Bien entendu, il ne faudrait pas négliger les freins technologiques et les appréhensions des décideurs, y compris techniques. « Deux raisons nous sont généralement avancées pour conserver ou acheter un PABX. Soit l’entreprise souhaite conserver des équipements compatibles (combinés téléphoniques et PABX) ; mais ce motif devient rare. Soit les responsables appréhendent la voix sur IP, craignent une mauvaise qualité de la voix et considèrent surtout l’investissement initial. Néanmoins, les équipementiers confirment que les PABX purs ne représentent plus qu’une très faible part des ventes. Généralement, les choix s’orientent vers un ou plusieurs IPBX ou vers le choix entre deux solutions de Centrex IP »,rapporte Patrice Giami.

Un autre frein psychologique (mais pas uniquement) peut venir de l’utilisateur. Ou plus précisément du manque d’écoute de ses besoins et de ses craintes.« Dans un projet TOIP, il est indispensable de prendre en compte l’utilisateur final dès le départ, afin de s’assurer une bonne adhésion de sa part. Car nous n’aimons pas le changement. C’est pourquoi accompagnement et formation s’avèrent indispensables », affirme Pierre Ardichvili. Effectivement, la quasi-totalité des projets de TOIP difficiles ou mal engagés néglige cet aspect. Un bon accompagnement, avec écoute des craintes et explications pendant tout le cycle du projet, favorise immanquablement sa réussite.

Des infrastructures et des hommes…

Des précautions d’ordre technique et humain sont également à considérer comme dans tout projet d’entreprise.« Attention à ne pas négliger l’infrastructure du réseau local en place, qui n’est pas forcément à niveau pour véhiculer de la VOIP. Une mise à niveau est souvent nécessaire », prévient Michel Dudet. « Côté ressources humaines, il faudra trouver des compétences réseau spécifiques ou former/reconvertir les équipes existantes dans les grandes entreprises ou grosses PME/PMI. Toutefois, la centralisation et la mutualisation feront diminuer les besoins humains.
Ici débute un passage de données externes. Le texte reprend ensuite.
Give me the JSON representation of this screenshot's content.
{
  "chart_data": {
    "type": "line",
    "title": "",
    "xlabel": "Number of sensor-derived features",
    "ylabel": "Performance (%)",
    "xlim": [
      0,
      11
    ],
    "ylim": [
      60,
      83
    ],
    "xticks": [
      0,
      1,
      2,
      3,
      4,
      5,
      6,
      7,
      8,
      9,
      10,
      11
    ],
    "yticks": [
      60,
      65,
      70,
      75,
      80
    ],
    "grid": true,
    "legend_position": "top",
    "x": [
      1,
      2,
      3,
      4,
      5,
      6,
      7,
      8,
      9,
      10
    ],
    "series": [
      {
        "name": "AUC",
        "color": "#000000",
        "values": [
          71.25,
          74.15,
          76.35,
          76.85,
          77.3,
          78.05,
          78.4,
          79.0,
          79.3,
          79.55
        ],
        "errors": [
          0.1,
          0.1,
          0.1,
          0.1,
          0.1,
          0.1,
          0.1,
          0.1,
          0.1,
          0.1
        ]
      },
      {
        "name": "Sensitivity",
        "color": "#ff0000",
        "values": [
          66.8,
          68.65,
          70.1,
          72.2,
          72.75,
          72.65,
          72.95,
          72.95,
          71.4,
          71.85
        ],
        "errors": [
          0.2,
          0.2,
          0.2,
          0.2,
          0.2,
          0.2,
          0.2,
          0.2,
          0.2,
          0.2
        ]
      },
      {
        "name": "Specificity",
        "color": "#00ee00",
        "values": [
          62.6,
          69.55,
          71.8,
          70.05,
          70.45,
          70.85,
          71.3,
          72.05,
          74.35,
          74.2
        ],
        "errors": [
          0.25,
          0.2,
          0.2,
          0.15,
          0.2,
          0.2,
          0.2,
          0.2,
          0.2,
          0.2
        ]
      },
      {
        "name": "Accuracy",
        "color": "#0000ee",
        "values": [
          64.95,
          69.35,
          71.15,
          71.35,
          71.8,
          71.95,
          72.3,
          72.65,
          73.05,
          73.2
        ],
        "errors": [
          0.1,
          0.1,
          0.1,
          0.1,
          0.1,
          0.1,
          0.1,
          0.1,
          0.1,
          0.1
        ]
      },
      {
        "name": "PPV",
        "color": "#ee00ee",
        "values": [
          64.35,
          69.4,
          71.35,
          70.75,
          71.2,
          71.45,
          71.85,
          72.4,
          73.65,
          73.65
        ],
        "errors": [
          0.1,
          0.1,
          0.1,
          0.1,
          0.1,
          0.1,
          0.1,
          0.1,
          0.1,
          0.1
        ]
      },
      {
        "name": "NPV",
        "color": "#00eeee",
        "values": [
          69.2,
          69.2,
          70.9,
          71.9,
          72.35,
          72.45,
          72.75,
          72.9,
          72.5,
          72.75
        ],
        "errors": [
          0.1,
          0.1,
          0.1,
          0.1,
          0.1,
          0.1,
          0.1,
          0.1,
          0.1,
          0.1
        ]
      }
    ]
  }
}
Donc, il faudra penser à la reconversion des techniciens impactés. Ils pourront se former aux technologies informatiques, mais aussi aux nouvelles technologies télécoms (plus valorisantes pour eux). Enfin, le poste de travail de l’utilisateur devient aussi plus complexe. Et il faut planifier un accompagnement et un support : pilotes, show-rooms, documentation, formation… »

Le tout-IP et ses avantages restent rares

« Les entreprises travaillent rarement en IP natif, même si nous disposons d’un réseau totalement IP. La norme SIP n’est pas encore totalement standardisée, ni si répandue. C’est pourquoi la configuration consiste encore souvent à installer une passerelle reliée par une liaison RNIS. Néanmoins, le nombre d’architectures de téléphonie tout IP continue de progresser, mais plutôt dans une deuxième ou troisième phase des projets de convergence », affirme Alexandre Wauquiez.